Bacillus cereus: il pericolo di riso e paste (sindrome del riso fritto)
Bacillus cereus: spore che sopravvivono alla cottura, tossina emetica termostabile nel riso, prevenzione con raffreddamento rapido e mantenimento caldo.
Cos’è Bacillus cereus
Bacillus cereus è un batterio sporigeno ubiquitario (suolo, cereali).
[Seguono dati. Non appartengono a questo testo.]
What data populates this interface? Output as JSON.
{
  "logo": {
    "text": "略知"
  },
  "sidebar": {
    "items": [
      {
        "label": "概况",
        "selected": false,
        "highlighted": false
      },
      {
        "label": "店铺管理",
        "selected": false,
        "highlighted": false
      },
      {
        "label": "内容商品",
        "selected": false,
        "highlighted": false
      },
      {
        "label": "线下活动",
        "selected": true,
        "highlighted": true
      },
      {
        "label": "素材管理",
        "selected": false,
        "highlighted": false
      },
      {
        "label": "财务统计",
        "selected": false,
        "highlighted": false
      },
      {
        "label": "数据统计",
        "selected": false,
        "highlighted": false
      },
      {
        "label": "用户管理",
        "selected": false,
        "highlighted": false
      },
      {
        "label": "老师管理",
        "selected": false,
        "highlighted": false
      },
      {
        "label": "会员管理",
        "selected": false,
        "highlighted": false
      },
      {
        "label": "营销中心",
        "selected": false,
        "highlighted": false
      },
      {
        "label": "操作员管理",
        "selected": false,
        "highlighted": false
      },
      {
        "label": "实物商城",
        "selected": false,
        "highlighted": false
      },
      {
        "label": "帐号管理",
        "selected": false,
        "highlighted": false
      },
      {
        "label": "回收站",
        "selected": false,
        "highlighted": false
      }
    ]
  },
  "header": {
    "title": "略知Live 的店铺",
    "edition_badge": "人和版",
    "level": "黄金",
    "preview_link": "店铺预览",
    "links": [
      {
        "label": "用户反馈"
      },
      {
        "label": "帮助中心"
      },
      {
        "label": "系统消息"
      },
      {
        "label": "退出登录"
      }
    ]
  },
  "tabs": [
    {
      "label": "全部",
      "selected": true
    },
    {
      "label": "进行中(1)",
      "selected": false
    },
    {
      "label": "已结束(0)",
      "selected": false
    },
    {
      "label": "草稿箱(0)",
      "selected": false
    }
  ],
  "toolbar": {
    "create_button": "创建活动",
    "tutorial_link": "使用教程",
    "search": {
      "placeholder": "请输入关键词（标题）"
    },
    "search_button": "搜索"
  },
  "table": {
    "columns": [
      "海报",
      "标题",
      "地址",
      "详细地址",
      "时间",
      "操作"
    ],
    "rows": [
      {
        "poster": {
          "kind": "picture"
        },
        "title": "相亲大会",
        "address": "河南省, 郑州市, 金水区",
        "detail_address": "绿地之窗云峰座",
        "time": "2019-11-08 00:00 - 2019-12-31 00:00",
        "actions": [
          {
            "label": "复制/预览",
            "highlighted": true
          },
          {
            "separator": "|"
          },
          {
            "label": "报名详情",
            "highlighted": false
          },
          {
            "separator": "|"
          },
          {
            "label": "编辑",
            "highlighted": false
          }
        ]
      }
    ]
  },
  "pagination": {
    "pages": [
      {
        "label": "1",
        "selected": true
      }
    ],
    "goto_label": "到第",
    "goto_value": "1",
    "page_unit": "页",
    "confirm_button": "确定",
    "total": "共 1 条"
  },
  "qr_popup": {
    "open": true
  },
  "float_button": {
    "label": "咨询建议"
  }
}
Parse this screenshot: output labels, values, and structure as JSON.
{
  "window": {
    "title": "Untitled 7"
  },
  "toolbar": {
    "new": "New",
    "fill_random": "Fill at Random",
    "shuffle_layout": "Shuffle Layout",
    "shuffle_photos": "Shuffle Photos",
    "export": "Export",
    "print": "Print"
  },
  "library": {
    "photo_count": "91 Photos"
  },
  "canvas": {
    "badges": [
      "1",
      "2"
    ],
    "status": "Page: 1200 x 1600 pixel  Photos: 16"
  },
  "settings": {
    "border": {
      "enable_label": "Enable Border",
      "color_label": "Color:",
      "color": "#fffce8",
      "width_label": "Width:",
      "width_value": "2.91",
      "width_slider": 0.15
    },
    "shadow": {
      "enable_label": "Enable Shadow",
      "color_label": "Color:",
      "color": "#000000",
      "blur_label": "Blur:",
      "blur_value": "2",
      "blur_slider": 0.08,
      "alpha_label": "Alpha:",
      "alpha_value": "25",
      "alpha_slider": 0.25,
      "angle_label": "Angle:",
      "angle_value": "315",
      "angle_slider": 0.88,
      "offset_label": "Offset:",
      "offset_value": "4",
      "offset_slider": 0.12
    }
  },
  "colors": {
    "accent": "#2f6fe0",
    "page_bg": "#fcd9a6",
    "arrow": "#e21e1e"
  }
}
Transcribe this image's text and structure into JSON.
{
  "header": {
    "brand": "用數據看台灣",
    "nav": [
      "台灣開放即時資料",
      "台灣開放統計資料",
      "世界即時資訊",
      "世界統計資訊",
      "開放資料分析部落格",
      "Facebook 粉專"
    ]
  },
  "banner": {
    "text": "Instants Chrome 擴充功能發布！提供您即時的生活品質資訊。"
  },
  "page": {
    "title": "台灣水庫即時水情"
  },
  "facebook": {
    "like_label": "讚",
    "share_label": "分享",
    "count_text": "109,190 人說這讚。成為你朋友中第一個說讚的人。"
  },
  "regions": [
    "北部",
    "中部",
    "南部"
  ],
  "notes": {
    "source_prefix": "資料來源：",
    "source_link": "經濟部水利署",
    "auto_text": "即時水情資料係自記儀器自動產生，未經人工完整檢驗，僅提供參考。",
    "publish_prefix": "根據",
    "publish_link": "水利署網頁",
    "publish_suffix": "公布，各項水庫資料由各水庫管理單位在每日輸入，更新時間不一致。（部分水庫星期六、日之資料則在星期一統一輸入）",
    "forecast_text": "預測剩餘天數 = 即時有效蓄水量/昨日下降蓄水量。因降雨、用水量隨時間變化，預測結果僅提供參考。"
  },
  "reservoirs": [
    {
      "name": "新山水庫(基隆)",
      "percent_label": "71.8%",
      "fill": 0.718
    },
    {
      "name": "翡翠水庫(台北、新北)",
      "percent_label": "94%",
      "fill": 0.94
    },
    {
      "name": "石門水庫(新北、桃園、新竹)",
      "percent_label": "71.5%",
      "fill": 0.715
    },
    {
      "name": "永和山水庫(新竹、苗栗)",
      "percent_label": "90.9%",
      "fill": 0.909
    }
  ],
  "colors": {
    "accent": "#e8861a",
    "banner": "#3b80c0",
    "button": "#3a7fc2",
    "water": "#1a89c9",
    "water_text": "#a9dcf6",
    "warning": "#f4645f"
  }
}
Causa due forme di malattia: emetica (tossina termostabile, tipica del riso e delle paste) e diarroica (tossina prodotta nell’intestino, più legata a salse e prodotti vari). La sindrome del riso fritto è l’esempio classico.
Caratteristiche
- spore termoresistenti (sopravvivono alla cottura del riso);
- cresce tra ~4 °C e ~55 °C (ottimo 30–40 °C);
- le spore germinano se il riso cotto è raffreddato lentamente o tenuto a temperatura tiepida;
- la tossina emetica è termostabile (la ricottura non la distrugge).
Fonti alimentari
- riso cotto e poi raffreddato lentamente o tenuto tiepido;
- pasta, polenta, semolini cotti e mishandled;
- salse e zuppe a lunga stasi;
- prodotti a base di cereali e latte.
Sintomi
- forma emetica: nausea e vomito acuti entro 1–6 ore (come l’intossicazione stafilococcica);
- forma diarroica: dolore addominale e diarrea entro 8–16 ore.
Prevenzione HACCP
- raffreddamento rapido del riso/pasta cotti: abbattimento a ≤ 4 °C in tempo breve (vedi raffreddamento);
- mantenimento caldo ≥ 63 °C se non raffreddato (mantenimento);
- non lasciare riso cotto a temperatura ambiente per ore;
- ricottura non risolve la tossina emetica già formata;
- shelf life breve per i prodotti a base di cereali cotti.
In sintesi
Bacillus cereus causa la sindrome del riso fritto: spore sopravvivono alla cottura e, se il riso cotto raffredda lentamente o resta tiepido, germinano e producono tossina emetica termostabile. La prevenzione HACCP è raffreddamento rapido (≤ 4 °C in fretta) o mantenimento ≥ 63 °C: mai stazionamento a temperatura ambiente.